A colleague of mine called these "educated incapacities" - where we become acutely aware of impossibilities and lose sight of possibilities. Andrej Karpathy, in one of his interviews iirc, said something like "if you ask folks in nonlinear optimization, they'll tell you that DL is not possible".

It is useful to keep that innocence alive despite being educated, especially if the cost to trying something out doesn't involve radical health risks. That plus a balance with scholarship.

Knowledge, courage and the means to execute are all needed.

3 comments

Right. I found that part of the article particularly irritating - there are tons of examples of researchers making substantial contributions outside of their primary field, cf https://mathoverflow.net/q/173268/6360
> If you ask folks in nonlinear optimization, they'll tell you that DL is not possible.

I sincerely doubt anyone who knows more than one sentence about deep learning would say that, since deep learning doesn't claim to optimize.

i suspect that what he's referring to is that he's heuristically minimizing a somewhat arbitrary (loss) function in a million-ish dimensions using the simple variants of gradient descent that work under these conditions. it sounds far too WIBNI to produce good results reliably (in practice, let alone in theory). the landscape has so many stationary points at which to get stuck; why would you ever get good results?

there's a small cottage industry of papers (like [0]) that try to explain this.

[0] https://arxiv.org/pdf/1412.0233.pdf

I think this recent paper [1] sheds quite a bit of light on this.

[1] https://arxiv.org/abs/1703.00810v3

Really don't think that's the best paper to say "sheds quite a bit of light on this". That paper has been somewhat controversial since it came out.

I think https://arxiv.org/abs/1609.04836 is seminal in showing unsharp minima = generalization, the parent's paper is good for showing that gradient descent over non-convex surfaces works fine, https://arxiv.org/abs/1611.03530 is landmark for kicking off this whole generalization business (mainly shows that traditional models of generalization, namely VC dimension and ideas of "capacity" don't make sense for neural nets).

You are right. Unfortunately, many (doubly unfortunately, even in academia, well, many who switched careers in optimization to ML) think that machine learning is just optimization.

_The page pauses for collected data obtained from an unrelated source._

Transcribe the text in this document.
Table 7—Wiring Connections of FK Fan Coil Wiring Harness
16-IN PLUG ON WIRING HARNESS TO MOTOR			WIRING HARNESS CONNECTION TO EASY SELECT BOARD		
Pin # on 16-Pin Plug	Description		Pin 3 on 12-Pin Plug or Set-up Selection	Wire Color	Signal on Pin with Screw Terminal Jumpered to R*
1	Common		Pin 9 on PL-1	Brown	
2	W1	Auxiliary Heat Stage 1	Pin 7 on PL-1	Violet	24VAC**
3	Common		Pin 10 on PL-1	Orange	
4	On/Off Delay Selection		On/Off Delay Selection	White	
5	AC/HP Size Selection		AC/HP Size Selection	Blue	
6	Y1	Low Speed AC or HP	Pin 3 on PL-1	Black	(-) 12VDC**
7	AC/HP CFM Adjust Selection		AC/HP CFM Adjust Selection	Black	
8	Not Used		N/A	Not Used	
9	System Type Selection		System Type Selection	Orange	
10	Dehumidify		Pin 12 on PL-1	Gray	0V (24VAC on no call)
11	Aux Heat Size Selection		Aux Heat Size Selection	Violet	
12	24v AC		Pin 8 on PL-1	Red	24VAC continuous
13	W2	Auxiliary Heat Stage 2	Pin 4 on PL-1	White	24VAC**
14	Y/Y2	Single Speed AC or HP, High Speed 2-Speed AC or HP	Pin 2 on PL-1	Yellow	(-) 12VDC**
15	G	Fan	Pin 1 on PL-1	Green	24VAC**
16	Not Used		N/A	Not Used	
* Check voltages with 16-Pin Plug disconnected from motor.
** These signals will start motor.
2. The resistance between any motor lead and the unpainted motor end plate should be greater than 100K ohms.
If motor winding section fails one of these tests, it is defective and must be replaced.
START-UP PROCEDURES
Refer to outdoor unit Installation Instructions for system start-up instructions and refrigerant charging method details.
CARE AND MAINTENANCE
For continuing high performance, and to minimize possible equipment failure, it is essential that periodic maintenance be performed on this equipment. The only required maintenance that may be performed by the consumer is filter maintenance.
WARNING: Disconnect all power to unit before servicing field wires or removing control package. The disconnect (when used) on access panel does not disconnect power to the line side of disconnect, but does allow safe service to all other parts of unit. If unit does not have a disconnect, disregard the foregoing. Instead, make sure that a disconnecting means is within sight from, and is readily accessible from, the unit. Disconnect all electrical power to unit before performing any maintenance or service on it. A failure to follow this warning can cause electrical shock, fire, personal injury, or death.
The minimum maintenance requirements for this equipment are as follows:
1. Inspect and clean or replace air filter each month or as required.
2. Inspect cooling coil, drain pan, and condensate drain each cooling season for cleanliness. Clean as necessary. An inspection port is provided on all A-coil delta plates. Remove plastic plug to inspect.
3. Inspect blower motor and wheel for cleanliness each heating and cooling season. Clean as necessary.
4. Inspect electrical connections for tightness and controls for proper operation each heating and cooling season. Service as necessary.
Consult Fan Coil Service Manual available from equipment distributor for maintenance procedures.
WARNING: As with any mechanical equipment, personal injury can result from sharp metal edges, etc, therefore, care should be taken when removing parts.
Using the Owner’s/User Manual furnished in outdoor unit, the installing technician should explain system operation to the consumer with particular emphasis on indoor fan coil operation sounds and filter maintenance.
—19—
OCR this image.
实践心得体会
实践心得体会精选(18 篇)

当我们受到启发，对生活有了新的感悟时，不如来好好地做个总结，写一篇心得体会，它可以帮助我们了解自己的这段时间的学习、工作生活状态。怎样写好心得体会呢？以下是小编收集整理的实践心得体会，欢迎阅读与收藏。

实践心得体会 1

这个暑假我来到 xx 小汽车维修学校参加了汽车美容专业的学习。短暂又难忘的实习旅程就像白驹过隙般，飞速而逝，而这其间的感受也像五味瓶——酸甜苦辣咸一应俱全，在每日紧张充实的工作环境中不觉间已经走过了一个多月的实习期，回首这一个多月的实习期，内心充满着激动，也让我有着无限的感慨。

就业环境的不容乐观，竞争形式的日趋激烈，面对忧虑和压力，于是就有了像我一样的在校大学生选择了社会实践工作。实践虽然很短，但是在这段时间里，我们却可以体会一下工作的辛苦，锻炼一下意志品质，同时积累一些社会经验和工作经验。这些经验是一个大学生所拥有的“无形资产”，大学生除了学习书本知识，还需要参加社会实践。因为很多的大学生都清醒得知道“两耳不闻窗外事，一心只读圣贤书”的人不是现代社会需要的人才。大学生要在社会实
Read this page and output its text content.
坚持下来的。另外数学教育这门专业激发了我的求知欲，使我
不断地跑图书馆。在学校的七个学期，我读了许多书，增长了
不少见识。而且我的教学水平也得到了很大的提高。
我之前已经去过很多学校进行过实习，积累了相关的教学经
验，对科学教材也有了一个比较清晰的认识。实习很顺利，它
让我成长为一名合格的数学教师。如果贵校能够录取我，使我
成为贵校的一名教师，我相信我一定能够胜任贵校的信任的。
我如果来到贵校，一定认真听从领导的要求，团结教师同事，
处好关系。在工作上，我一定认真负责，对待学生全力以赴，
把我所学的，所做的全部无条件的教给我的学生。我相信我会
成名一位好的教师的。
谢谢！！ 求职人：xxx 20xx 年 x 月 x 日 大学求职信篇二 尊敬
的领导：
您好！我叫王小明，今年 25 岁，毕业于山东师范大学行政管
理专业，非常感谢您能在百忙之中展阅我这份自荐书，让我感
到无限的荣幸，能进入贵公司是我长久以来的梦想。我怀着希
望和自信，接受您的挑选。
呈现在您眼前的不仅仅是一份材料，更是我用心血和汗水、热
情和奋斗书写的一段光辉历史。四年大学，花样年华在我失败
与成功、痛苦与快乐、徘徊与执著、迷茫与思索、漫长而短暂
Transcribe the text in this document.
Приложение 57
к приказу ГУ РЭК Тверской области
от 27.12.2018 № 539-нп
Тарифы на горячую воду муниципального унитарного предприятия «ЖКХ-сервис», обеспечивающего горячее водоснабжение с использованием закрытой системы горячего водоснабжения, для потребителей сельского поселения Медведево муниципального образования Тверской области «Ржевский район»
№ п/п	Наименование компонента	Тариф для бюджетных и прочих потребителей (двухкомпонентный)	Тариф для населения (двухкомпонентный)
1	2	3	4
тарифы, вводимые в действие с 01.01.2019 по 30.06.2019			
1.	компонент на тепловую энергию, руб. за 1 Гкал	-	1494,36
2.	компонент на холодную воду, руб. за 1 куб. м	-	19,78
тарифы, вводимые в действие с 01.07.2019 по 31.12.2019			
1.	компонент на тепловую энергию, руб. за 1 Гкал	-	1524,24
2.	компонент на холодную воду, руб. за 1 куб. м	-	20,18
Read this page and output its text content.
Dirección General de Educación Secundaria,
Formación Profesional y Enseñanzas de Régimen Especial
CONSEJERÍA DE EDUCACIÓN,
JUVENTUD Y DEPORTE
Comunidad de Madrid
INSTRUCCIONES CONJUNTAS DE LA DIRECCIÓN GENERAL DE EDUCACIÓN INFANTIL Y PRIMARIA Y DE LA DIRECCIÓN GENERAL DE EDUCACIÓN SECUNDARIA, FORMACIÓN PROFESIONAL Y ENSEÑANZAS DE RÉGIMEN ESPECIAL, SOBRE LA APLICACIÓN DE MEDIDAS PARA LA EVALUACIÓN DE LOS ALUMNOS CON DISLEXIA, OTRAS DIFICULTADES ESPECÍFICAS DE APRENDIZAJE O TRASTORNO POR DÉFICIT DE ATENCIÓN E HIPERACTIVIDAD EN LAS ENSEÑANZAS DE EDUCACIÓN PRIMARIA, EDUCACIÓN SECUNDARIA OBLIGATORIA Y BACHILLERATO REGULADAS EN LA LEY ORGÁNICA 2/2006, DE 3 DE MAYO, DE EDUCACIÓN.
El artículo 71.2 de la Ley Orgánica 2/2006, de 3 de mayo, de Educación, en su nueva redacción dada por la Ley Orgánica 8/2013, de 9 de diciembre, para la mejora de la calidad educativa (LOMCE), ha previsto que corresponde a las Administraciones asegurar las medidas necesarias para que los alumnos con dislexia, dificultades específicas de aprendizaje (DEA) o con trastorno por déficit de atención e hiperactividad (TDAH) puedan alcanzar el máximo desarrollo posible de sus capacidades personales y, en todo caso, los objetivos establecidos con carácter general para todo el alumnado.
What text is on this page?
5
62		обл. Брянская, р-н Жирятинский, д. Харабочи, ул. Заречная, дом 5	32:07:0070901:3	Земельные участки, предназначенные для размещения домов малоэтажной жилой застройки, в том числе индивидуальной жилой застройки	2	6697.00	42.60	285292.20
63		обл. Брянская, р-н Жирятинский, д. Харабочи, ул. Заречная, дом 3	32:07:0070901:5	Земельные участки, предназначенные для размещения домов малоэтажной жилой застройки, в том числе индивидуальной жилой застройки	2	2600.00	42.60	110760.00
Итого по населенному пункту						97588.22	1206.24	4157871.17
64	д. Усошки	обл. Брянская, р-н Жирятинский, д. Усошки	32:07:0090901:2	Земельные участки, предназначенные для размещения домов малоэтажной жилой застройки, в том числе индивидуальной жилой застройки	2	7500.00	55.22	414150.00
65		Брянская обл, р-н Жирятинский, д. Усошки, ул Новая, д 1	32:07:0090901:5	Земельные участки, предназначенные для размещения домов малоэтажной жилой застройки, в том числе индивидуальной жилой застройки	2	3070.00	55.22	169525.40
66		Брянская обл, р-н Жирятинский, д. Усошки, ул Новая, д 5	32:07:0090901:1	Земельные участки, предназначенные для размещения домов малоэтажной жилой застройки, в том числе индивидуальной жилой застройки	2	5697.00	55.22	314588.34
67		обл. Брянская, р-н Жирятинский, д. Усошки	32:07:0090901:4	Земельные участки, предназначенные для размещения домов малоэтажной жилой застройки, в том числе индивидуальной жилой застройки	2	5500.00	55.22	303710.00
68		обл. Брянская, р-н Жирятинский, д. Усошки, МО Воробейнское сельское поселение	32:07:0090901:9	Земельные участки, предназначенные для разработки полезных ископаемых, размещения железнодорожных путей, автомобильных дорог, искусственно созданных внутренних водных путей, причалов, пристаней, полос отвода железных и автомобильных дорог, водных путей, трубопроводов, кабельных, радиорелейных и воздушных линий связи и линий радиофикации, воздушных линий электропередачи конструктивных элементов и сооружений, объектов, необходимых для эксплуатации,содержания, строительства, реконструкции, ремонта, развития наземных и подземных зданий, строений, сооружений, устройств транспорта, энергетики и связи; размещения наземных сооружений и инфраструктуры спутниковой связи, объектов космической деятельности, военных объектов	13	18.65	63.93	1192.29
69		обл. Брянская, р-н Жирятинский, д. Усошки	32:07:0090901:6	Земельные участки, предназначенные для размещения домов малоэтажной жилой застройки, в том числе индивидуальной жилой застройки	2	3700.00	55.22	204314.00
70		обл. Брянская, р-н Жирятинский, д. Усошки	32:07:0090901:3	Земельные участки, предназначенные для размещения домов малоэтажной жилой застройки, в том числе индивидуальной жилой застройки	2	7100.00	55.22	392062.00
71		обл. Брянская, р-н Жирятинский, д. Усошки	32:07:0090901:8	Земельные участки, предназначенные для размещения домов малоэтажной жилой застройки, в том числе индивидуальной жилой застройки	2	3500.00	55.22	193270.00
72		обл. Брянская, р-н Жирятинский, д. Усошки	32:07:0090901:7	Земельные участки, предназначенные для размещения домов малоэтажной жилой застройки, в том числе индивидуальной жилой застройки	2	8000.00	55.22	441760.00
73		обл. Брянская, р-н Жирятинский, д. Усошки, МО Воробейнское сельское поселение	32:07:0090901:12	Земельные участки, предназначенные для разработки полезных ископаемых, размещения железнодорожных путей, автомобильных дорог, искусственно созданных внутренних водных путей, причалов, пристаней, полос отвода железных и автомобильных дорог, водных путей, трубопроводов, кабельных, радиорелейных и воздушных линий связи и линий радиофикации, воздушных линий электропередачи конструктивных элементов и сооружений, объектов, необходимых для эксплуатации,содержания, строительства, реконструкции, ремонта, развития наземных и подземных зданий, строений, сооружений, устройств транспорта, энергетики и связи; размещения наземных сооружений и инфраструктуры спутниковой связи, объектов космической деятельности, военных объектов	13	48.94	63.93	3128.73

Regarding deep NNs, one should be careful with what one wishes for, because sometimes they come true. Landing up with the global optimum of that thing would likely be the last thing one wants.

The key to deep NNs is to do such a pathetic job of optimizing the loss that the generalization is good. A problem is that there several different ways of doing a job poorly, not all of them would generalize well. When I have my engineer hat on, I would rather not have lots of indeterminism on my watch if I can afford it. Too dang hard to maintain correctness of.

On the other hand if one has a "with high probability" style result where the probabilities are high enough to be practically relevant, then we have something more workable.

I don't understand why you don't want a global optimum. Is this obvious? Does the following paragraph explain it, because I don't see the connection.
It happens when practitioners generalize theorems to scenarios that look similar but don't apply. The common pattern is misapplying an infinite set theorem to finite set case. If you don't know about the theorem in question to begin with, there is no way for you to misrepresent it.
I think there is also a pretty pervasive over-estimation of how capable humans are.

As I see more of the failure modes of deep learning, a lot of successes and mistakes made by humans start to become more understandable. Machines don't need to be perfect or avoid failures; like humans, they need to work most of the time and then be used in systems that are tolerant of their potential faults and mistakes.